Galaxies are observed to host magnetic fields with a typical total strength of around 15  $\mu$ G. A coherent large-scale field constitutes up to a few microgauss of the total, while the rest is built from strong magnetic fluctuations over a wide range of spatial scales. This represents sufficient magnetic energy for it to be dynamically significant. Several questions immediately arise: What is the physical mechanism that gives rise to such magnetic fields? How do these magnetic fields affect the formation and evolution of galaxies? In which physical processes do magnetic fields play a role, and how can that role be characterized? Numerical modelling of magnetized flows in galaxies is playing an ever-increasing role in finding those answers. We review major techniques used for these models.

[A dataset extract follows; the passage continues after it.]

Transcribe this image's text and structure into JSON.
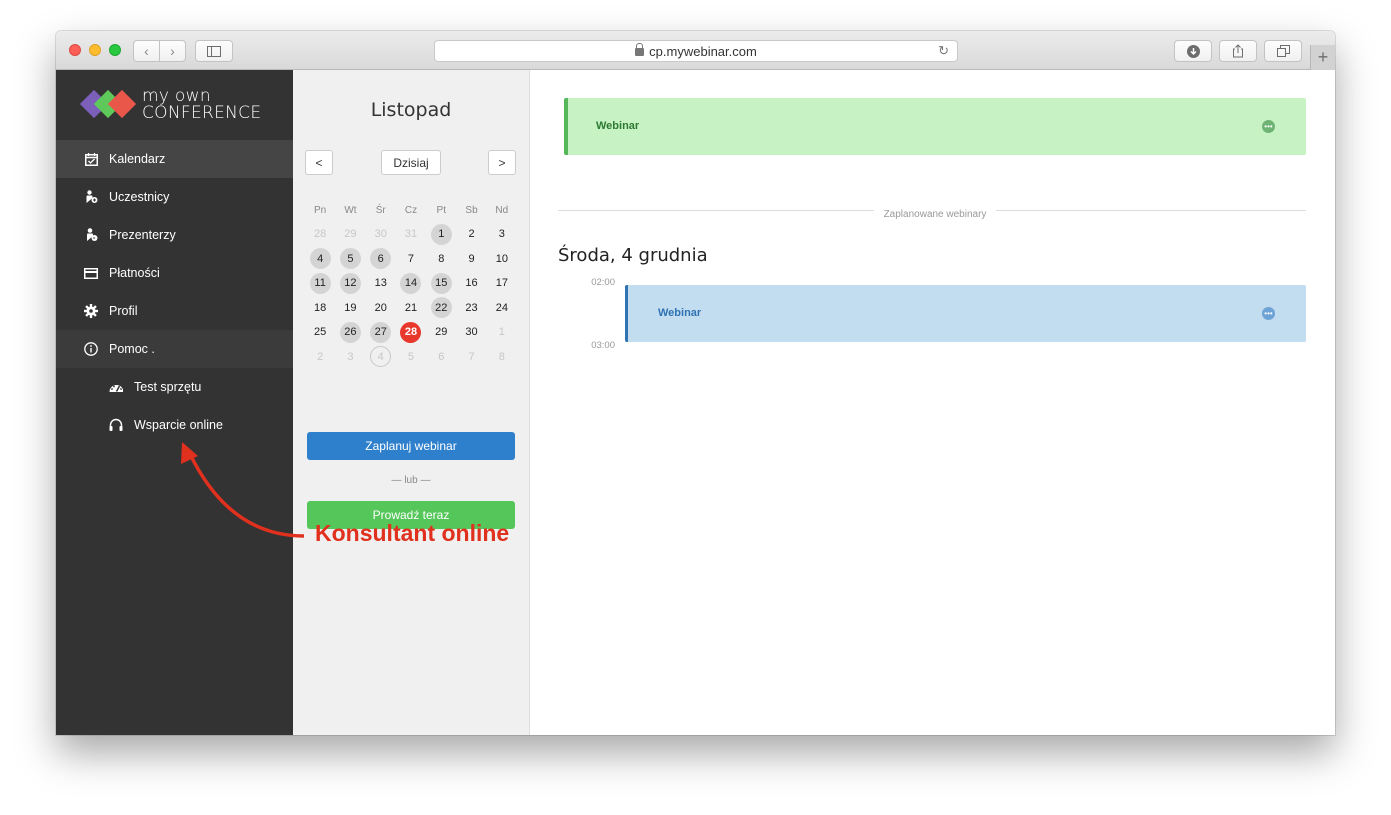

Current results strongly support the conclusion that field growth occurs during the formation of the first galaxies on timescales shorter than their accretion timescales due to small-scale turbulent dynamos. The saturated small-scale dynamo maintains field strengths at only a few percent of equipartition with turbulence. This is in contradiction with the observed magnitude of turbulent fields, but may be reconciled by the further contribution to the turbulent field of the large-scale dynamo. The subsequent action of large-scale dynamos in differentially rotating discs produces field strengths observed in low redshift galaxies, where it reaches equipartition with the turbulence and has substantial power at large scales. The field structure resulting appears consistent with observations including Faraday rotation and polarisation from synchrotron and dust thermal emission. Major remaining challenges include scaling numerical models toward realistic scale separations and Prandtl and Reynolds numbers.